"The moment the rabbis say it's forbidden, it will all end, even if it means the boys and their families starve."
ORT yeshiva students with the yeshiva's horses
Ha'aretz has a translation of an article in its sister business publication The Marker about a series of ORT-sponsored haredi yeshivas for teens.
ORT is secular and Zionist. Yet it sponsors the yeshivas for haredi shabbabnikim, "street bums," who left or who were ejected from their yeshivas due to poor academic performance or behavioral issues.
In the haredi world there are only two choices: studying in yeshiva or being tossed out them and onto the streets.
Most of these haredi ORT students have learning disabilities and serious family problems.
ORT teaches the students a trade. They also teach math, civics and other secular subjects, and traditional yeshiva studies.
Haredi rabbis – who to a man officially oppose combining yeshiva study with learning a trade or studying English and other secular subjects – have basically looked the other way and allowed the ORT yeshivas to function, as long as ORT has kept the profile of these yeshiva exceeding low.
The ORT yeshivas are boarding schools located in rural areas of the country. The ORT yeshiva the Marker visited has a sign, but you can't see it until you pass through the yeshiva's security gate and enter the grounds. But for the first three years of the yeshiva's existence, it had no sign at all.
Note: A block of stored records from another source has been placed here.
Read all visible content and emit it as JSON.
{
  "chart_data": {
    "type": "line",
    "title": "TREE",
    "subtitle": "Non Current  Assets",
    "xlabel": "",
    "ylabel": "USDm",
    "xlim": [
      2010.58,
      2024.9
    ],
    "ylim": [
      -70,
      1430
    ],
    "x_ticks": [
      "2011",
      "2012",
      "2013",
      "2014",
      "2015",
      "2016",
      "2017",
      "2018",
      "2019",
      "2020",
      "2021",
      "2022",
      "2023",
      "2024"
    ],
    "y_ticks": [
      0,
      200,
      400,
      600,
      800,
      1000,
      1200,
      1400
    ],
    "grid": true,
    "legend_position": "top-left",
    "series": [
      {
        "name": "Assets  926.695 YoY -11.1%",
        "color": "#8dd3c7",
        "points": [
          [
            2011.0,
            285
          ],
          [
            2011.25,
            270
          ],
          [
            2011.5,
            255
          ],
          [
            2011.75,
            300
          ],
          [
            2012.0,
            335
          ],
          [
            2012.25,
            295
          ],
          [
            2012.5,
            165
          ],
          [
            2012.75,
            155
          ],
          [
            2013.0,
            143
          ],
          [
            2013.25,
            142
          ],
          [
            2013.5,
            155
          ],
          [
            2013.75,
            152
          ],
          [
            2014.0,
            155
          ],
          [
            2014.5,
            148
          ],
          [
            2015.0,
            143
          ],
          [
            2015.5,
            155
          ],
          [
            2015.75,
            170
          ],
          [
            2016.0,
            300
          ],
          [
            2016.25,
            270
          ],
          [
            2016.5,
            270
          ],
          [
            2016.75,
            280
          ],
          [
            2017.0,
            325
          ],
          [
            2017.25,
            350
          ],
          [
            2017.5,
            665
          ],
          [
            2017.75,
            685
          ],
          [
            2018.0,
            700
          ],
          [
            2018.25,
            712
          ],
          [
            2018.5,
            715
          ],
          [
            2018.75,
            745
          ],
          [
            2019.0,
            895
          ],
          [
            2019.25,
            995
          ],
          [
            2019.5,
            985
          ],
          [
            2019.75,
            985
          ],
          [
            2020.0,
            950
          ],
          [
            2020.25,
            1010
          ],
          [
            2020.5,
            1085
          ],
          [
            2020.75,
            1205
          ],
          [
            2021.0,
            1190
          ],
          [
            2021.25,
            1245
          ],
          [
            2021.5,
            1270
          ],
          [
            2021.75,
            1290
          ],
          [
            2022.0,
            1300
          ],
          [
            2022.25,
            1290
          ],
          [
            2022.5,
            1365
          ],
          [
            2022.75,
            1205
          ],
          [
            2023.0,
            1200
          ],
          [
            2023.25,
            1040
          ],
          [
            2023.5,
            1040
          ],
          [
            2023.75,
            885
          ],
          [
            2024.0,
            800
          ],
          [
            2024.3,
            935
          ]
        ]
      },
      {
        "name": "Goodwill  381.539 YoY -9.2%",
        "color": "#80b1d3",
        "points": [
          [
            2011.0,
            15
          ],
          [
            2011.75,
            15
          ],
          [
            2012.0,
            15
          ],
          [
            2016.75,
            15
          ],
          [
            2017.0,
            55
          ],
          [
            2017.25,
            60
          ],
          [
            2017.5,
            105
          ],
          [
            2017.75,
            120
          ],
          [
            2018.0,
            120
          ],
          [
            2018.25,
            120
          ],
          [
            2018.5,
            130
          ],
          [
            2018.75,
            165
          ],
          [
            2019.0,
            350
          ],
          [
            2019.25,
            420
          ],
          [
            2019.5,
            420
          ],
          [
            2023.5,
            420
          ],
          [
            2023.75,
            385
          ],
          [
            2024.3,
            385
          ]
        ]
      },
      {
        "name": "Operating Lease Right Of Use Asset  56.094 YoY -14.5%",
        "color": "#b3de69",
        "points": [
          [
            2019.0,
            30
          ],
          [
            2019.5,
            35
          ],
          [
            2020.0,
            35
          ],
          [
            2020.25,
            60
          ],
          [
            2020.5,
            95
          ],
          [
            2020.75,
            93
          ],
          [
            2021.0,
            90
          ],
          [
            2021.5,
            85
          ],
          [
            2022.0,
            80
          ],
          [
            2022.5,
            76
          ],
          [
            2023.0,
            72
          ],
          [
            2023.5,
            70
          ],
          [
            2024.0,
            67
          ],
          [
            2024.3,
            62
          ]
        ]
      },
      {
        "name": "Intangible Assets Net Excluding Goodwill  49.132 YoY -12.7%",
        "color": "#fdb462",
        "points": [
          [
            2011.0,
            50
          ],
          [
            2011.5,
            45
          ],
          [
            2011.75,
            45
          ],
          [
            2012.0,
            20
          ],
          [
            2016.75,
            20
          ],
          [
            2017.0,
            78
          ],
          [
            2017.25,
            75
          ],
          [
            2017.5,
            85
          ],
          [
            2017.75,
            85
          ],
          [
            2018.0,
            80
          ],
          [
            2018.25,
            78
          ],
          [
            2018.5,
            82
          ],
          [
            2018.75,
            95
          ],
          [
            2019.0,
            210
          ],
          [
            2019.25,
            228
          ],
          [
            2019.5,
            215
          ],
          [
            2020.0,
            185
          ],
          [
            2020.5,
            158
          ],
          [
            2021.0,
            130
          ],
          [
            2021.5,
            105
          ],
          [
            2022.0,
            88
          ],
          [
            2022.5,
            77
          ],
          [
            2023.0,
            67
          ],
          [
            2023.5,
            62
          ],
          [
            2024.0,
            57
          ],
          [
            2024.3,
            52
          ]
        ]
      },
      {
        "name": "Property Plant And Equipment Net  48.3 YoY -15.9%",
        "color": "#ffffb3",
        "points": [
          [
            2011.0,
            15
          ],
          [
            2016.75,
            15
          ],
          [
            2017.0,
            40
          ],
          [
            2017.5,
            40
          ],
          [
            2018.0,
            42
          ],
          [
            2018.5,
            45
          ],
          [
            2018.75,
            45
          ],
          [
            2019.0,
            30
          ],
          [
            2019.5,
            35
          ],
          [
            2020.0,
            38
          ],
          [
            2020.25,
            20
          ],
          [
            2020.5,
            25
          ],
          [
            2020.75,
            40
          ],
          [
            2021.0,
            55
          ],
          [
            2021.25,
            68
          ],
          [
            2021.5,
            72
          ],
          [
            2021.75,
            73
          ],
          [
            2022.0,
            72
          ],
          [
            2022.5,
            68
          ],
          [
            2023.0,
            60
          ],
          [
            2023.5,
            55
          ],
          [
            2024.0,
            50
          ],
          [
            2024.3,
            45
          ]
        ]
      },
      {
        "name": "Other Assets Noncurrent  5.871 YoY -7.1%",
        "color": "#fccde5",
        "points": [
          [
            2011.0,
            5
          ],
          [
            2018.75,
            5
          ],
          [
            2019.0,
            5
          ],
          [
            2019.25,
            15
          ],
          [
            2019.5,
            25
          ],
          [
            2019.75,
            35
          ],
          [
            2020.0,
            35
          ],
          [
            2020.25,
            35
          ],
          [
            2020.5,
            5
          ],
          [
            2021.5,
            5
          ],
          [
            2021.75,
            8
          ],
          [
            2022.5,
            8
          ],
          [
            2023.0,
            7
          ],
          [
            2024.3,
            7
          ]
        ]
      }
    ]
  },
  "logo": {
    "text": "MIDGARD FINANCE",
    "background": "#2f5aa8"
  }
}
"They can be electricians or carpenters and make a living by serving the population in Bnei Brak [the ultra-Orthodox neighborhood near Tel Aviv]. At the end of their studies, they are meant to return to their communities and [continue] yeshiva studies. The intention is to enable them to make a living from a trade suitable to the needs of the Haredi public and also allow them…to combine work with yeshiva studies.…We don't encourage them to go into the regular army…since it isn't natural for Haredi youth. Our goal isn't army service but integration into the life cycle and giving these young men the chance to support a family. We won't initiate anything that could distance them from the Haredi lifestyle,” Zvi Peleg, ORT’s director-general, told The Marker.
Even so, most of the first set of ORT yeshiva graduates joined the army's Nahal Haredi program. Two former ORT yeshiva students also went on to become paratroopers. ORT tries not to publicize this, however.
“[ORT yeshivas are] a way to generate change in Haredi society – quietly and from the bottom. Our three yeshivas could put out 600 graduates a year, all of them agents of change. They will return to their communities, to the sudden discovery that they're not such bad marriage prospects after all – since they keep a haredi lifestyle and can also support themselves. This is the way to transmit the message that learning a trade is something good. It's a foot in the door," Peleg said.
The ORT yeshiva The Marker visited has 95 students who otherwise would be roaming the streets. Almost all are haredi.
And, Peleg was quick to point out, none have abandoned religion or the haredi lifestyle. The expectation is that these kids will return to their haredi communities; get jobs as carpenters, mechanics, plumbers or computer technicians; continue to study part time in a yeshiva; and marry.
Even so, the existence of the ORT yeshivas is precarious.
"The moment the rabbis say it's forbidden, it will all end, even if it means the boys and their families starve," Peleg said.